The key component structure files of IL2 (PDB ID: 7M2G, 1.790 A), PRKCA (PDB ID: 2GZV, 1.120 A), HSP90AA1 (PDB ID: 6TN5, 1.170 A), RELA (PDB ID: 8ONV, 1.010 A), APP (PDB ID: 2FMA, 0.850 A), PRKACA (PDB ID: 5M6Y, 1.367 A), MMP2 (PDB ID: 7XJO, 2.000 A), MMP9 (PDB ID: 6ESM, 1.104 A), ESR1 (PDB ID: 7NFB, 1.330 A), and HNF4A (PDB ID: 8C1L, 2.000 A) in SDF format were retrieved from the PubChem database (https://pubchem.ncbi.nlm.nih.gov/, accessed on 25 January 2024) [51] and converted to protein data bank (PDB) format using the OpenBabel program. The core target protein’s 3D structure was retrieved in PDB format from the PDB database (https://www.rcsb.org/, accessed on 25 January 2024) [62,63]. The co-crystal inhibitors of each protein target were re-docked to validate the reliability of the docking scheme before performing molecular docking on the new compounds. The core target protein was then dehydrated, hydrogenated, and semi-flexibly docked to the hydrogenated CA to calculate the binding energy using AutoDockTools-1.5.7 tool [64]. Visualization of the docking results were performed by PyMol software 2.6.0 to show the functional groups and protein residues at the CA-binding site of the protein [65].

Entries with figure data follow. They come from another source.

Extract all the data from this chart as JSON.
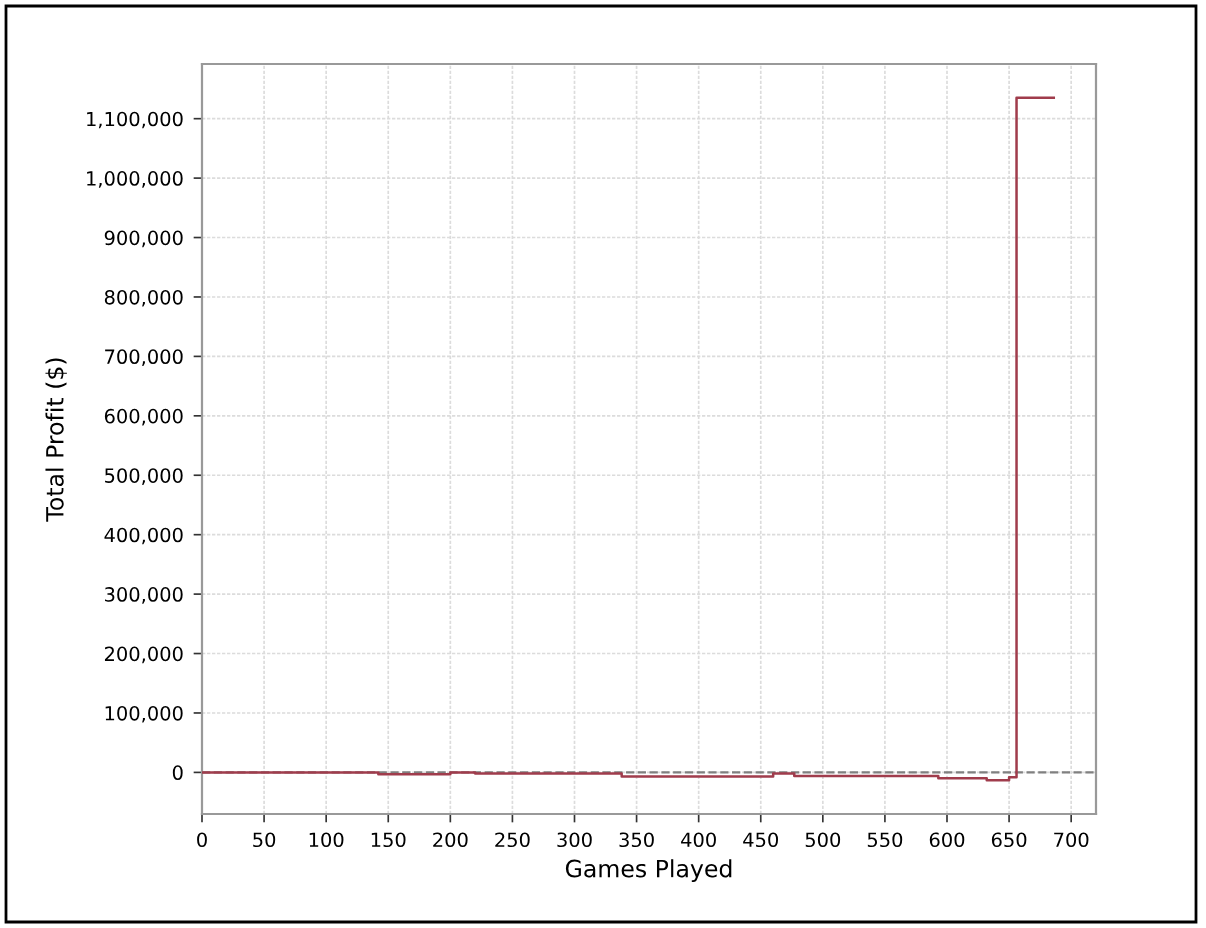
{
  "chart_data": {
    "type": "step",
    "xlabel": "Games Played",
    "ylabel": "Total Profit ($)",
    "x": [
      0,
      142,
      200,
      220,
      338,
      460,
      477,
      593,
      632,
      650,
      656,
      686
    ],
    "values": [
      0,
      -3000,
      0,
      -2000,
      -7000,
      -2000,
      -6000,
      -10000,
      -13000,
      -8000,
      1135000,
      1135000
    ],
    "color": "#a03c4c",
    "xlim": [
      0,
      720
    ],
    "ylim": [
      -70000,
      1192000
    ],
    "xticks": [
      0,
      50,
      100,
      150,
      200,
      250,
      300,
      350,
      400,
      450,
      500,
      550,
      600,
      650,
      700
    ],
    "yticks": [
      0,
      {
        "value": 100000,
        "label": "100,000"
      },
      {
        "value": 200000,
        "label": "200,000"
      },
      {
        "value": 300000,
        "label": "300,000"
      },
      {
        "value": 400000,
        "label": "400,000"
      },
      {
        "value": 500000,
        "label": "500,000"
      },
      {
        "value": 600000,
        "label": "600,000"
      },
      {
        "value": 700000,
        "label": "700,000"
      },
      {
        "value": 800000,
        "label": "800,000"
      },
      {
        "value": 900000,
        "label": "900,000"
      },
      {
        "value": 1000000,
        "label": "1,000,000"
      },
      {
        "value": 1100000,
        "label": "1,100,000"
      }
    ],
    "grid": true,
    "ref_lines": [
      {
        "axis": "y",
        "value": 0,
        "color": "#808080",
        "line_style": "dashed"
      }
    ]
  }
}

4.7. Prediction of ADMET in Silico

The SMILES string of CA and lovastatin were acquired from the PubChem database (https://www.ncbi.nlm.nih.gov/, accessed on 4 February 2024) [51] and then uploaded to ADMETlab 2.0 predictor platform (https://admetmesh.scbdd.com/, accessed on 4 February 2024) [66] for calculation of physicochemical descriptors and prediction of the ADMET properties and drug-likeness of CA and lovastatin (absorption, distribution, excretion, and toxicity).

5. Conclusions

The present research results indicate that CA has dual therapeutic effects on hyperlipidemia and thrombosis. The hypolipidemic activity was better than that of lovastatin (0.081 μg/mL) at CA concentration of 3.0 μg/mL. Simultaneously, CA reduced zebrafish thrombosis at a dose of 30.0 g/mL, with an inhibition rate of 44%. Network pharmacology research showed that MMP9, RELA, MMP2, PRKCA, HSP90AA1, and APP were major targets of CA for therapy of hyperlipidemia and thrombosis and may relate to pathways in cancer, estrogen signaling pathway, chemical carcinogenesis-receptor activation, and the AGE–RAGE signaling pathway in diabetic complications, etc. This investigation demonstrates the potential for CA as a hypolipidemic and antithrombotic drug candidate, offering a basis for exploring the action mechanism. Moreover, the study provides a reference for further drug development of CA in combination with pharmacological and molecular biology assays.